Въ эту минуту вошла въ комнату дѣвушка лѣтъ восемнадцати. Что-то живое, веселое и подвижное было во всемъ ея миніатюрномъ, моложавомъ существѣ. Она была не то ребенкомъ, не то взрослою. Она походила на отца нѣкоторыми чертами лица. Но ея лицо было настолько же свѣжо, насколько его было помято. Бойкость и живость ея глазъ нисколько не походили на бойкость и живость глазъ ея отца. Ея глаза просто съ веселымъ любопытствомъ и зоркостію новичка въ жизни смотрѣли на все окружающее; его глаза какъ-то испуганно бѣгали, высматривали какую-то поживу, и въ нихъ было нѣчто не то заискивающее, не то лукавое.
— Ты опять уѣзжаешь? — спросила она у отца.
— Да какой же дьяволъ уживется съ твоею матерью! — воскликнулъ онъ и вдругъ торопливо началъ передавать сцену съ мужикомъ.

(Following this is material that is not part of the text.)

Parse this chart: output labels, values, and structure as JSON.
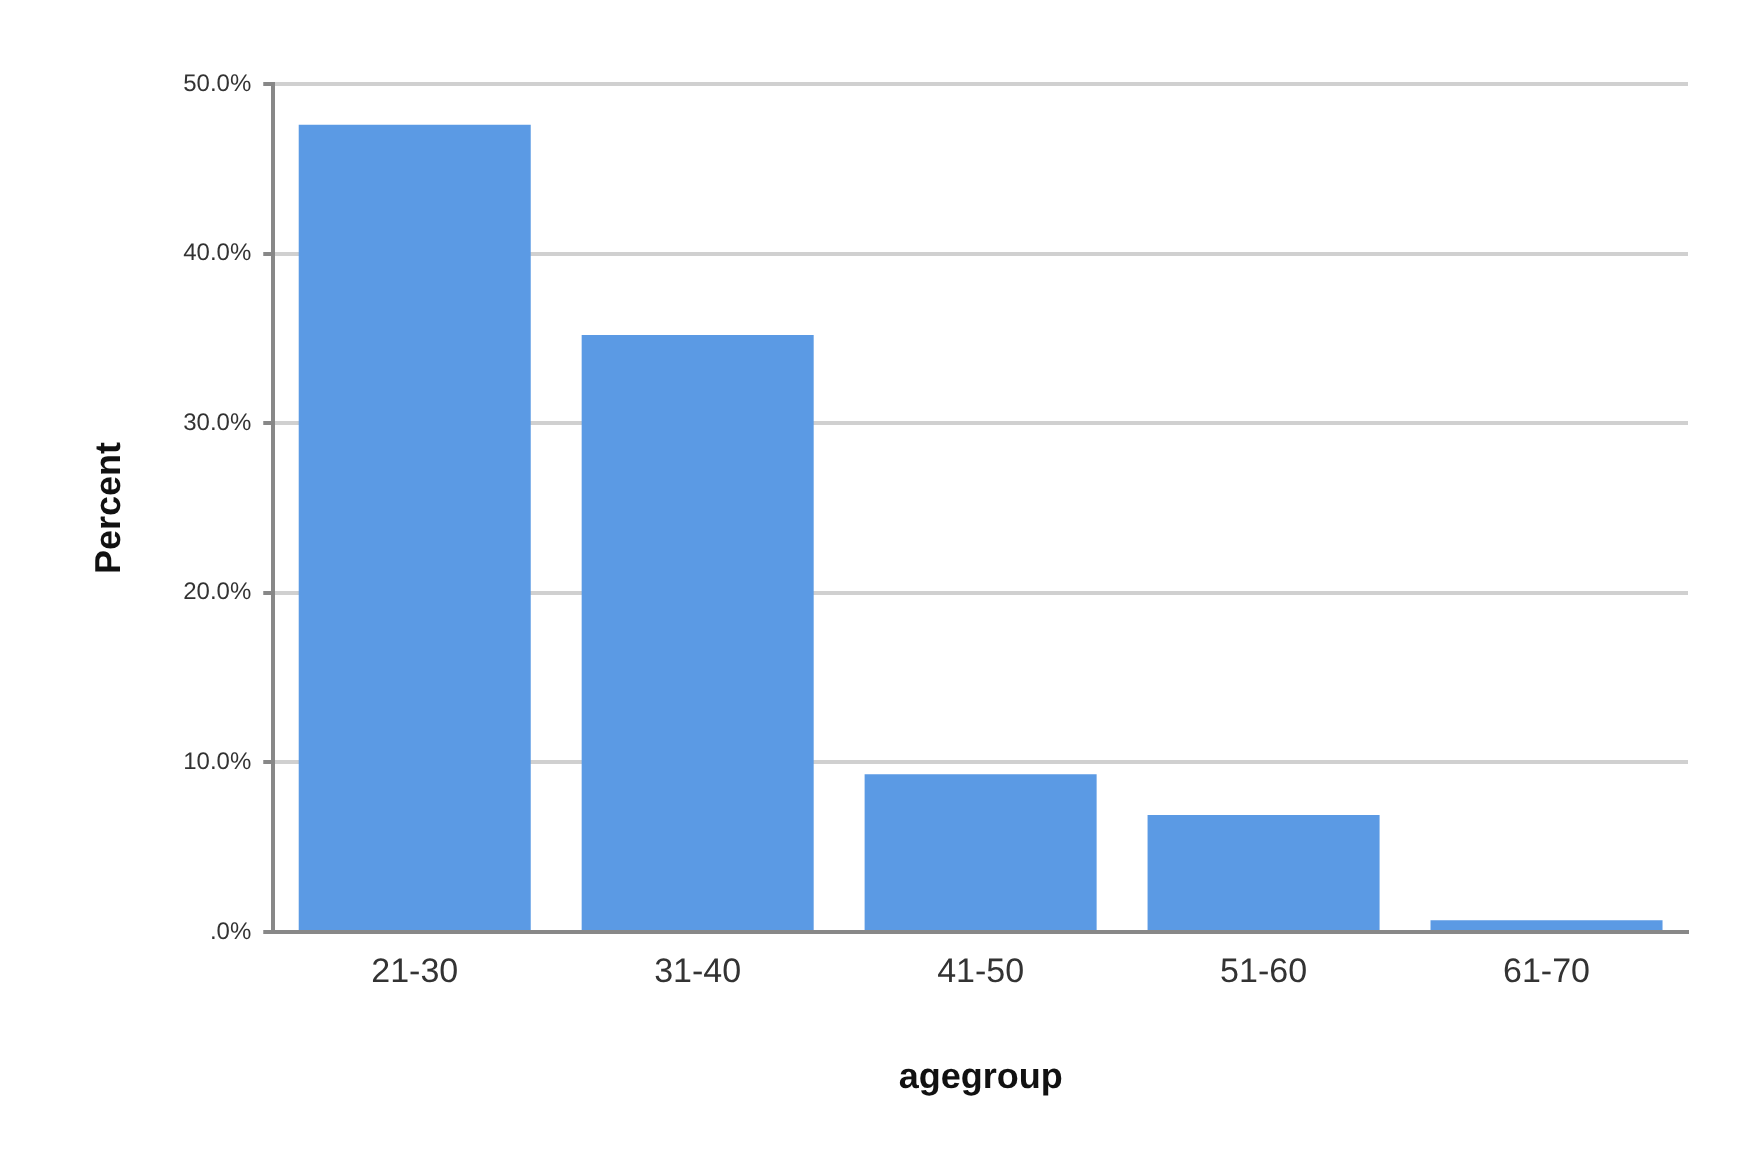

Дѣти снова засмѣялись и стали наперерывъ разсказывать сестрѣ, чѣмъ все окончилось на дворѣ.
Дѣвушка закусила губу, чтобы не разсмѣяться, но по ея глазамъ было видно, что природная смѣшливость брала свое, даже несмотря на усвоенное съ дѣтства убѣжденіе, что надъ матерью смѣяться нельзя и грѣшно.

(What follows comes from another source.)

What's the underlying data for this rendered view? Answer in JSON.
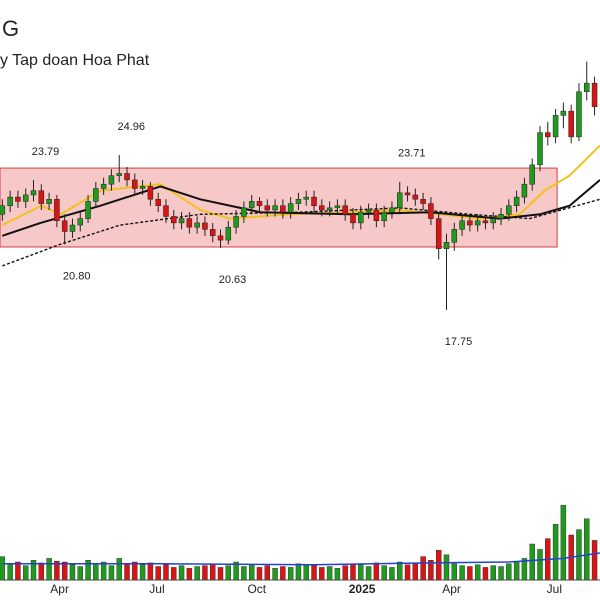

— Что жъ, это не новость, — серьезно и холодно замѣтила она, безплодно стараясь подавить улыбку и скрыть свои настоящія чувства.
— Вѣдьма, матушка, сущая вѣдьма! Про нее и сказку сложили, какъ она въ аду чертей переполошила, — произнесъ отецъ.
— Какъ тебѣ не стыдно! — упрекнула его дочь. — Слава Богу, что ты ѣдешь… Ты только дѣтей портишь, — произнесла она, жалѣя всей душой, что бѣдный отецъ снова долженъ скитаться по чужимъ домамъ.
— Ну да, она не портитъ ихъ! Я, по крайней мѣрѣ, ихъ невинными играми занимаю, а она являетъ ихъ очамъ картины преступленій! — съ комическою важностью продекламировалъ господинъ въ венгеркѣ.
Дѣвушка вдругъ нахмурилась.
— Репетируешь свою завтрашнюю роль? — сурово спросила она.
Господинъ въ венгеркѣ сконфузился, какъ-то съежился и что-то не то робкое, не то горькое выразилось въ его лицѣ.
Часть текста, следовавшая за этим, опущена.